According to the CBA analysis reported by the paper, the situation is most dire in the Midlands region where some 56% of trials fail to begin on their scheduled date. This is higher than the national average for delayed trials, which has been pegged at 44% starting as scheduled.
As a result, the backlog of sex-offense trials in the area has more than doubled to 1,282 between July and September 2021, from 634 over the same period in 2019.
That works out to more than the combined current backlog for sex cases in London and Wales – 944 cases and 268 cases respectively, the Daily Mail reported. At the national level, there were more than 6,400 outstanding sexual-offense trials across England and Wales as of the end of September.
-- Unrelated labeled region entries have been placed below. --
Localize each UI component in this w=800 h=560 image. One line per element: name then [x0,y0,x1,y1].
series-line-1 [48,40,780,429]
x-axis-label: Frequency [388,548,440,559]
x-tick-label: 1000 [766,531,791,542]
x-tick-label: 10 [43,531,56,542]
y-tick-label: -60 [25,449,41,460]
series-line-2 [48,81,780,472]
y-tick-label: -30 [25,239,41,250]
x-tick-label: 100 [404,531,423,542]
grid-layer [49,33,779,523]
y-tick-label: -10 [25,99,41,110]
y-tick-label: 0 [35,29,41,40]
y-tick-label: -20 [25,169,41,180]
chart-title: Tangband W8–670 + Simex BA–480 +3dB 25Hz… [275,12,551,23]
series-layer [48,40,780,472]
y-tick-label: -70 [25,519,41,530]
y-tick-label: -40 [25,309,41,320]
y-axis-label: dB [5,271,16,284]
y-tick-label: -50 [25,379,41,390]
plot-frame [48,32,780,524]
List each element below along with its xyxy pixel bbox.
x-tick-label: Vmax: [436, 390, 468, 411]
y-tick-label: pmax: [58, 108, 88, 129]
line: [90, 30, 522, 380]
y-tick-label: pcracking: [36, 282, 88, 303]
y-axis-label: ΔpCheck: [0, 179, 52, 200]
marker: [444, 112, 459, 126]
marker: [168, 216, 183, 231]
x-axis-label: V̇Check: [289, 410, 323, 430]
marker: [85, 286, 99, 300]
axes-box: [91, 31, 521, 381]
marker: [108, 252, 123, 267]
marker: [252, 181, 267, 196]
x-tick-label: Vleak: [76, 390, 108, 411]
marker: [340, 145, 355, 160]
The delays have reportedly led to campaigners raising concerns about attacks on more victims, while the CBA warned that the justice system was “starved of criminal barristers.” The paper also highlighted problems such as the lack of specialist rape and sexual assault prosecutors, reduced legal aid fees, shortages of judges and defense lawyers.
“Five years or more for a rape complainant to see a trial conclude is rapidly becoming the norm, not the exception,” CBA Chairman Jo Sidhu told the Daily Mail. He added that more lawyers were needed “not just to defend, but also to prosecute and provide the judges needed to tackle record backlogs and delays.”
Meanwhile, the Justice Ministry has reportedly pledged a £1 billion ($1.3 billion) investment to bolster court capacity recently. An unnamed spokesman told the paper that the “pandemic [had] created unprecedented issues for the criminal justice system.”